No longer sleepy, he sits up and reaches for it. It won't let him touch it, like a reflection of light instead of the real thing. It's not a light source. His hand bumps the Deluminator and the ball of light pivots to the left.

He picks it up and the light hovers in the air a few centimetres above the top. Flicking the button on the side, nothing happens. The lights in his room are already out. But the ball of light does not retreat inside the Deluminator.

Maybe Snape will know what's causing it to act up. He's almost convinced himself he was hearing things when the voice comes again, as if out of thin air.

"Draco, I miss you."

That is Hermione's voice. He'd know it anywhere, unless his mind is playing tricks on him. Which could be true. In his haste to verify whether Snape can hear it too, he nearly trips over his own pyjama bottoms. Even though the voice is faint, she sounds tired, sad, defeated. Draco isn't sure what he wants Snape to say outside confirming that Draco hasn't lost his mind - but that still might happen if now Draco has to hear Hermione miserable and alone when he's awake and still not be able to do a damn thing about it.

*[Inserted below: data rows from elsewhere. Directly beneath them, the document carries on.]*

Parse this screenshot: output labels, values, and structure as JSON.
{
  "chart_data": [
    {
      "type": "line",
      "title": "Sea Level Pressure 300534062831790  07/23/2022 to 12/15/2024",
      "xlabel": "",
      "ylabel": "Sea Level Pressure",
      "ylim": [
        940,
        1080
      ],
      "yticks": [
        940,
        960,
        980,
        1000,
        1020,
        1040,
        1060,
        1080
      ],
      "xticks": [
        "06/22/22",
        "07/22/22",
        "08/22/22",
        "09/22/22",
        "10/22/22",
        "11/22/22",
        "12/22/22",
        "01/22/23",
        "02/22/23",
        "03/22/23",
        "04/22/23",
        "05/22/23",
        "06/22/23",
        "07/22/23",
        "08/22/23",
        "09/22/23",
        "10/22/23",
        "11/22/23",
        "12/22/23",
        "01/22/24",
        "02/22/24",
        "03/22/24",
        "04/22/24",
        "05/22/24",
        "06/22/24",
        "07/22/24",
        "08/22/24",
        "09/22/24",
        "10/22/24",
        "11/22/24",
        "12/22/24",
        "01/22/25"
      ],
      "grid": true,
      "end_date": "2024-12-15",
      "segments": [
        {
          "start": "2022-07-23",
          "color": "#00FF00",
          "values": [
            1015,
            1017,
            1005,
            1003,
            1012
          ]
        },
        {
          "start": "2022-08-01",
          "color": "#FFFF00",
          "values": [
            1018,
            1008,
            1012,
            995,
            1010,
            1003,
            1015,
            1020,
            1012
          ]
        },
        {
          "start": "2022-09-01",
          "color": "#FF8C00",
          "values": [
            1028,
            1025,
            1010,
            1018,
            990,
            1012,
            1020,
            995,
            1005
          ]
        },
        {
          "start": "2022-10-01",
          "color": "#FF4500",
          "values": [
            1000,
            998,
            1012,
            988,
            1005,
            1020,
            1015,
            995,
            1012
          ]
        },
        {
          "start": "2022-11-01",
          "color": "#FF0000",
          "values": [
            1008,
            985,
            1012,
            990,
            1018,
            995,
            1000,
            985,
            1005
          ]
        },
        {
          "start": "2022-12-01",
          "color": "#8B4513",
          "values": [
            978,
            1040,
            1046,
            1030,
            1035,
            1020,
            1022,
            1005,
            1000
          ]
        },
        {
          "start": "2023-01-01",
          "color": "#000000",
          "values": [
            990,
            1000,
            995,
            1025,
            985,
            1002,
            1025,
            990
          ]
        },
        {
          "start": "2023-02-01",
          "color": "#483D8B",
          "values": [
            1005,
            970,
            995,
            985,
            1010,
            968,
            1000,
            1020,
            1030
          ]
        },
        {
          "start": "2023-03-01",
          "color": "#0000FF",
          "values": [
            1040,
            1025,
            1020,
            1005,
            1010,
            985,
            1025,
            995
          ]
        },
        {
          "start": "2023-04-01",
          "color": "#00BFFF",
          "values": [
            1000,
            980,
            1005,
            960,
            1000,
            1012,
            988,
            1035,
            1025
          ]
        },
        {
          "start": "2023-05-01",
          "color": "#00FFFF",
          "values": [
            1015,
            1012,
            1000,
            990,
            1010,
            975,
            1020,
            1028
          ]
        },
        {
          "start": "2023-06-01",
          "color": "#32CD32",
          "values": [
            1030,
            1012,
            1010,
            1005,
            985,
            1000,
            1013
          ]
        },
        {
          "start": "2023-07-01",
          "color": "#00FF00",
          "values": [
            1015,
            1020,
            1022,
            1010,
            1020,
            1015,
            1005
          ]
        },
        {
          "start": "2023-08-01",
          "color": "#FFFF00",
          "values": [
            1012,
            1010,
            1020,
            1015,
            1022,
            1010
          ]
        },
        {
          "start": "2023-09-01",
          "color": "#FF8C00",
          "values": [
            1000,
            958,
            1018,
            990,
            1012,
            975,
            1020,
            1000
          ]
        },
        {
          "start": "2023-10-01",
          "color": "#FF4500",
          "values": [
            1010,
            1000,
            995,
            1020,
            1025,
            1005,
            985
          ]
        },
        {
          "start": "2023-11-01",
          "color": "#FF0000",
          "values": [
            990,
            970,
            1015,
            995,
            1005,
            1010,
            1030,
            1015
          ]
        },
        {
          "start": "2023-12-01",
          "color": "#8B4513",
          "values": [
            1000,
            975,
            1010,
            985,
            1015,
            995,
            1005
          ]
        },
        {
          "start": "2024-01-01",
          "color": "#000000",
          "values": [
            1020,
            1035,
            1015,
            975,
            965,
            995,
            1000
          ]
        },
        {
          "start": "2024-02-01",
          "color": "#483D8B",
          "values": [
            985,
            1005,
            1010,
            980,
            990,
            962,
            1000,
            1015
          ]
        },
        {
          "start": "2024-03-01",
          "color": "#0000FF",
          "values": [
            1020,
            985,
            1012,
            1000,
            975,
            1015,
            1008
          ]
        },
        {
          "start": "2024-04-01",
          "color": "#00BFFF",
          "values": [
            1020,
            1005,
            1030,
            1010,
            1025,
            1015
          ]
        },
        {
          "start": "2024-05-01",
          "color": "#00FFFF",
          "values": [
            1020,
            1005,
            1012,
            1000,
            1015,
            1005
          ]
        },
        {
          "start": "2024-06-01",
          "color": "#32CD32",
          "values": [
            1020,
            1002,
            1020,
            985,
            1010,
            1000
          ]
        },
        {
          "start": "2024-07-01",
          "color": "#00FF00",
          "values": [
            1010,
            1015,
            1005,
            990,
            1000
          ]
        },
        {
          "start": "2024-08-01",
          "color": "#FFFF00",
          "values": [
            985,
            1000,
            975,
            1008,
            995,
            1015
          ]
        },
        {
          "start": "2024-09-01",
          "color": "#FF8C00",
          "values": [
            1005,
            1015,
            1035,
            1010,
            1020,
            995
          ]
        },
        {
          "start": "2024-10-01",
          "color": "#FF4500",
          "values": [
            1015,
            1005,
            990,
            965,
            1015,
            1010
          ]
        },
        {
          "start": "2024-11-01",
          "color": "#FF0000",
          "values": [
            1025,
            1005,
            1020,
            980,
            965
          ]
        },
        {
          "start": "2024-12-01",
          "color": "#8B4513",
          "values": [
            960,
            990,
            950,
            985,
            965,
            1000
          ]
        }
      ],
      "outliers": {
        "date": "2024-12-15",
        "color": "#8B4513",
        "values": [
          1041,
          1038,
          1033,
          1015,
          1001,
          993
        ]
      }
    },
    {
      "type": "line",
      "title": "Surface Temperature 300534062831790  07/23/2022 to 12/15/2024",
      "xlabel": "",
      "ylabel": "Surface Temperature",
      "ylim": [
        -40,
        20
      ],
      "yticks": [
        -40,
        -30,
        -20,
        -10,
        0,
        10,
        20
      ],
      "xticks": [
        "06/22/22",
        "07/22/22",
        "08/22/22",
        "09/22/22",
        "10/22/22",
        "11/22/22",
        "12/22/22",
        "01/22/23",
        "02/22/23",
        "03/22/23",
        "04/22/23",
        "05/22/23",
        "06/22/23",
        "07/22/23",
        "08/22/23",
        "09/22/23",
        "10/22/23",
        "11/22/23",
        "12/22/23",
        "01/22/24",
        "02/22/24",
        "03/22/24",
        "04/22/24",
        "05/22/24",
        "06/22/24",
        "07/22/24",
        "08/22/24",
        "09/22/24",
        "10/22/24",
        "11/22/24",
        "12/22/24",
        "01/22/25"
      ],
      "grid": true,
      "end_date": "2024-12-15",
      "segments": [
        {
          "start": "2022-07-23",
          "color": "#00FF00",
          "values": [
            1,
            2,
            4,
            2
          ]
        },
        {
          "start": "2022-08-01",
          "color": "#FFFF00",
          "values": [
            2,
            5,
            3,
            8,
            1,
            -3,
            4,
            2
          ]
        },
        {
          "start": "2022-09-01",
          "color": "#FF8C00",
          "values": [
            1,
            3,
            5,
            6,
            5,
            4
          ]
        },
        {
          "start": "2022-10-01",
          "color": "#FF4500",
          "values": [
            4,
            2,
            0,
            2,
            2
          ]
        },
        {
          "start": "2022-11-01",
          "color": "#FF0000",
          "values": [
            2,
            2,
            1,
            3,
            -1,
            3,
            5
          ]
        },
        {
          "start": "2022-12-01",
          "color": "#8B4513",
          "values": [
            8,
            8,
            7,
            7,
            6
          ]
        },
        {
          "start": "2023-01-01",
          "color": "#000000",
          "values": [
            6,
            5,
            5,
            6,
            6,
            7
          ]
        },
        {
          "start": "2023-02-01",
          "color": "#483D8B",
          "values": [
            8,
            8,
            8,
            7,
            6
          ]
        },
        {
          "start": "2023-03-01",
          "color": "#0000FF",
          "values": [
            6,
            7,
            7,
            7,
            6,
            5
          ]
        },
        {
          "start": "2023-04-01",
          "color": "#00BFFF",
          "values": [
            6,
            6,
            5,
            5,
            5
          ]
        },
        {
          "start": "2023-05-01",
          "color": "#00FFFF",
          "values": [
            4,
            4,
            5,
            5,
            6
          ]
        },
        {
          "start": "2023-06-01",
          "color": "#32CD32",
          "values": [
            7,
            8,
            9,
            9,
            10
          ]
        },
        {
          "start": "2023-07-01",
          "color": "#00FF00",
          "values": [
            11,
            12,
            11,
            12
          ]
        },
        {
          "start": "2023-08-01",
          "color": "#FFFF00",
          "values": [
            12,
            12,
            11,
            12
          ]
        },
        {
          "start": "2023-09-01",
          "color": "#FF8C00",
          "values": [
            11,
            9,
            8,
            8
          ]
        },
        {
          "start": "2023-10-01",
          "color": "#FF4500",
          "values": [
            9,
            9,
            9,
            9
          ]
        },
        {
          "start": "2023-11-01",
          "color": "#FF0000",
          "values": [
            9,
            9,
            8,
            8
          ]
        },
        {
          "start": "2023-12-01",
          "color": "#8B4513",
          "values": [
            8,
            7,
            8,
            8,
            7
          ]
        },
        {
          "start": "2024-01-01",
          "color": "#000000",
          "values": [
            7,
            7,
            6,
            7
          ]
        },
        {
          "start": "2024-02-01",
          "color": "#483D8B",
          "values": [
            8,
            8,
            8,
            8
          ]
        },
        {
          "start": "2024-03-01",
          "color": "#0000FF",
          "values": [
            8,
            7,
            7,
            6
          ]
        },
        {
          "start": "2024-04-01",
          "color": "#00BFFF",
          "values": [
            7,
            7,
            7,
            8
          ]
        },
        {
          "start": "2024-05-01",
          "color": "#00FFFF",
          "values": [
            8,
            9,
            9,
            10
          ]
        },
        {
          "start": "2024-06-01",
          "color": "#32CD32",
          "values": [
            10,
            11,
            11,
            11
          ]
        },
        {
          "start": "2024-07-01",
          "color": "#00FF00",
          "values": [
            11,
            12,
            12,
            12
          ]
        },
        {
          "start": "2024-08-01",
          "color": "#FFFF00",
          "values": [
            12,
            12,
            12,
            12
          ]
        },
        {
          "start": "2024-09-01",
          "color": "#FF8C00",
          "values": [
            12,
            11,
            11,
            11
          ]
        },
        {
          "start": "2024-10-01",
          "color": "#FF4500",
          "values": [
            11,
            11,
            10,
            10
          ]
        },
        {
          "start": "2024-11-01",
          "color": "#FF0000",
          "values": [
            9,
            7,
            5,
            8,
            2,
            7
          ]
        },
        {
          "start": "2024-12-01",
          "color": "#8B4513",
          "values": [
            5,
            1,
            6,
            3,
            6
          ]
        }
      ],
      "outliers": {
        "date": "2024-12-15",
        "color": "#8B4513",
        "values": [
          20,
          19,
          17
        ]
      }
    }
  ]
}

A side problem pops up that if Snape can hear her voice, too, that means anybody could hear it. He'll tackle one issue at a time.

Snape is not in the kitchen, the study, or the little living room. Shit. He must be in his room. Draco avoids Snape's personal quarters as if they're infested with dragon pox and waffles on knocking. Should he risk disturbing his godfather? No, right? No. Definitely a bad idea.

"Draco."

It comes and he raps on the doorframe. Knocking can't be avoided. He has to know what this is - if Snape can even hear it. To that point, what if it doesn't speak again? How can he explain this?

Snape opens the door as Draco's knuckles rise for a second knock. He must own the same clothes in a half dozen black iterations. The familiarity is grounding and allows Draco to ignore the hostility radiating off Snape in waves.

"What is it? I am busy."

Draco has no more idea how to describe this phenomenon than he did three minutes ago and resorts to holding the Deluminator out in front of him. He refrains from pointing it in Snape's face like a wand, but it's a near thing.

"If you broke that, I can't fix it."

Snape pushes past Draco and breezes down the hall, aiming for the kitchen.

"No - it's not broken. At least, I don't think it is. But it's doing this... this odd thing, where I hear a voice, and -"

"If you're hearing voices, I can't help with that either."

That's just insulting. If he needed help with disembodied voices, Draco knows perfectly well that Snape could have a good crack at it. He'd be fascinated by it, actually, and it's plain that he's just in a bad mood. More's the pity for Draco, who's left jogging in Snape's wake, still holding the Deluminator.